Is Anyone In Control Of Cloud Security?

Philip Lieberman,

The government’s ‘G-Cloud’ could save the UK economy £3.2bn, but is it worth the security risk, asks Philip Lieberman

The Cloud Vendor’s Challenge: Accountability

Cloud computing has the potential to transform business technology, but it brings a spectrum of security issues that IT organisations should consider before trusting their sensitive data to the cloud.

These issues cause security experts and auditors to rethink many fundamental assumptions about Privileged Identity Management in terms of who is responsible for managing these powerful accounts, how they manage them, and who exactly is in control.

Historically, IT data centres have always been in secured physical locations. Now with cloud computing those locations are no longer maintained directly by the IT organisation. So the question comes down to this:

  • How do you get accountability for management of physical assets that are no longer under your physical control, and exactly what control mechanisms are in place?
  • Can you trust your cloud vendor to secure your most sensitive data? Moreover, if there’s a security breach in the cloud, who is to blame?
  • Is it the cloud vendor that disclaims all legal liability in its contract, or an enterprise that relinquishes control of its sensitive data in the first place?

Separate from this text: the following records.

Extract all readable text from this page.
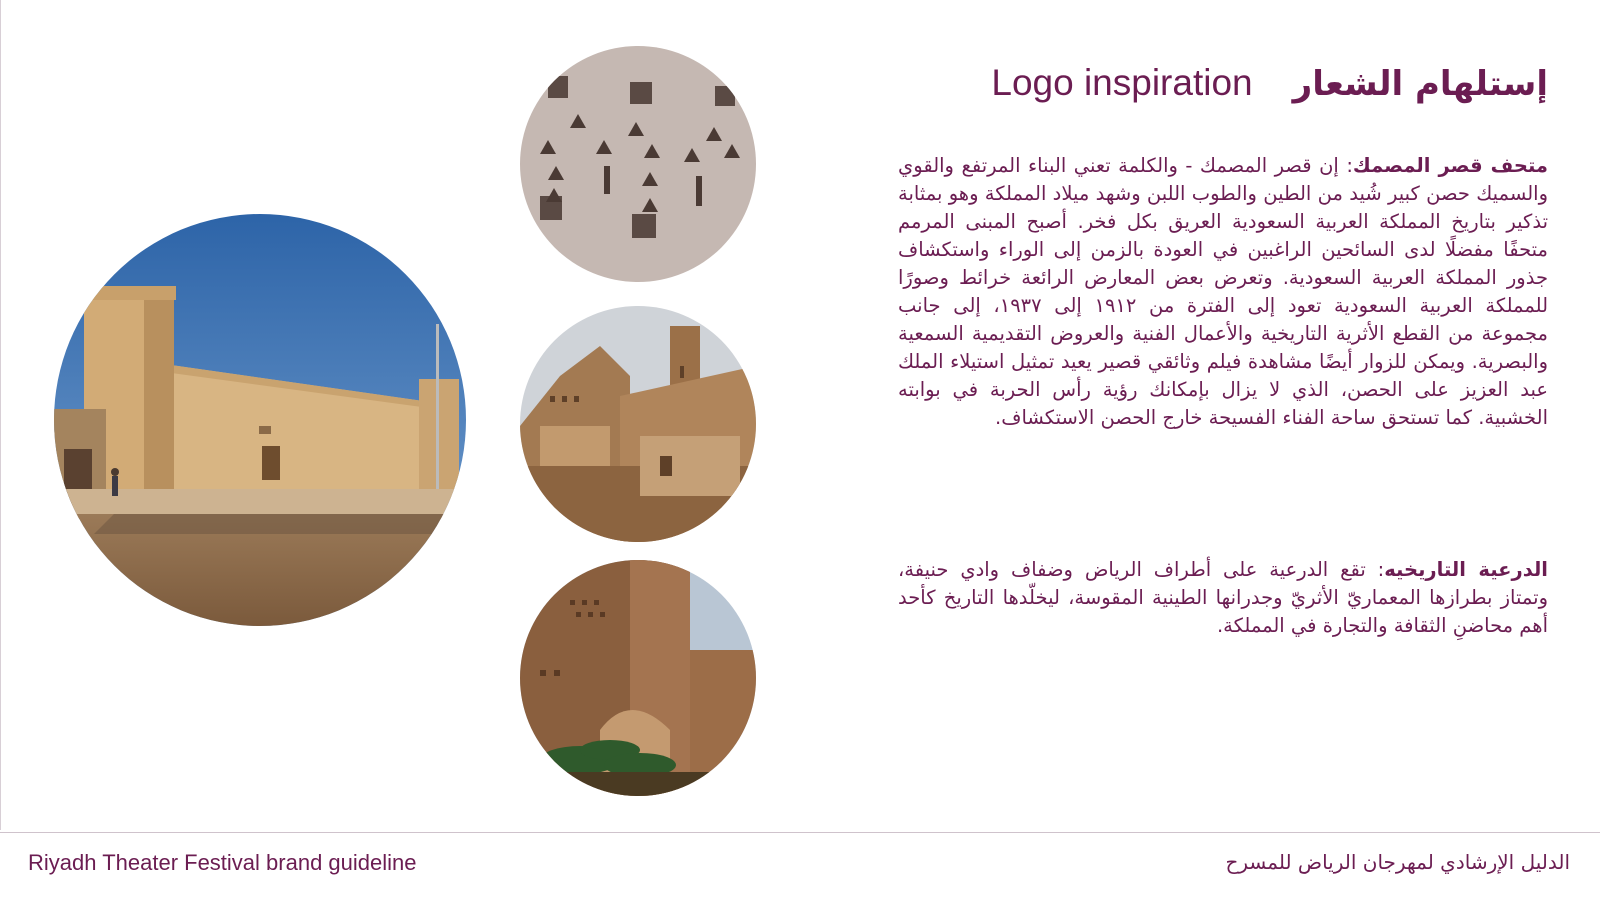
إستلهام الشعار
Logo inspiration
متحف قصر المصمك: إن قصر المصمك - والكلمة تعني البناء المرتفع والقوي والسميك حصن كبير شُيد من الطين والطوب اللبن وشهد ميلاد المملكة وهو بمثابة تذكير بتاريخ المملكة العربية السعودية العريق بكل فخر. أصبح المبنى المرمم متحفًا مفضلًا لدى السائحين الراغبين في العودة بالزمن إلى الوراء واستكشاف جذور المملكة العربية السعودية. وتعرض بعض المعارض الرائعة خرائط وصورًا للمملكة العربية السعودية تعود إلى الفترة من ١٩١٢ إلى ١٩٣٧، إلى جانب مجموعة من القطع الأثرية التاريخية والأعمال الفنية والعروض التقديمية السمعية والبصرية. ويمكن للزوار أيضًا مشاهدة فيلم وثائقي قصير يعيد تمثيل استيلاء الملك عبد العزيز على الحصن، الذي لا يزال بإمكانك رؤية رأس الحربة في بوابته الخشبية. كما تستحق ساحة الفناء الفسيحة خارج الحصن الاستكشاف.
الدرعية التاريخيه: تقع الدرعية على أطراف الرياض وضفاف وادي حنيفة، وتمتاز بطرازها المعماريّ الأثريّ وجدرانها الطينية المقوسة، ليخلّدها التاريخ كأحد أهم محاضنِ الثقافة والتجارة في المملكة.
Riyadh Theater Festival brand guideline	الدليل الإرشادي لمهرجان الرياض للمسرح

When it comes to security, Cloud is dangerous

From the vendor’s standpoint, cloud computing promises to reduce customer headcount, make IT more efficient and deliver more consistent service levels. However, there’s a paradox that when it comes to security (and control over privileged identities in particular) cloud services are often among the least efficient.

Many cloud service providers’ processes – based on ad-hoc techniques like scripting of password changes – are slow, expensive and unreliable. And that’s dangerous.

Fortunately the industry is starting to move beyond paralysing discussions about the security and compliance problems that arise from cloud computing to address them head on.

One example of this is the Trusted Cloud Initiative, which was launched at RSA Security Conference 2010. The goal of the initiative is “to help cloud providers develop industry-recommended, secure and interoperable identity, access and compliance management configurations, and practices.”

However, only time will tell if it will help standardise cloud computing or turn out to be a technology certification of little use.

In addition, several major cloud vendors and ISPs have begun the difficult task of integrating security solutions that are capable of managing the large number of privileged identities that make up their infrastructure (hardware, VM hosts, VM Image OS, application stacks).

This has really broken the fundamental model of IT being in control of security and has started to blur the lines between vendor and customer when it comes to the management of security.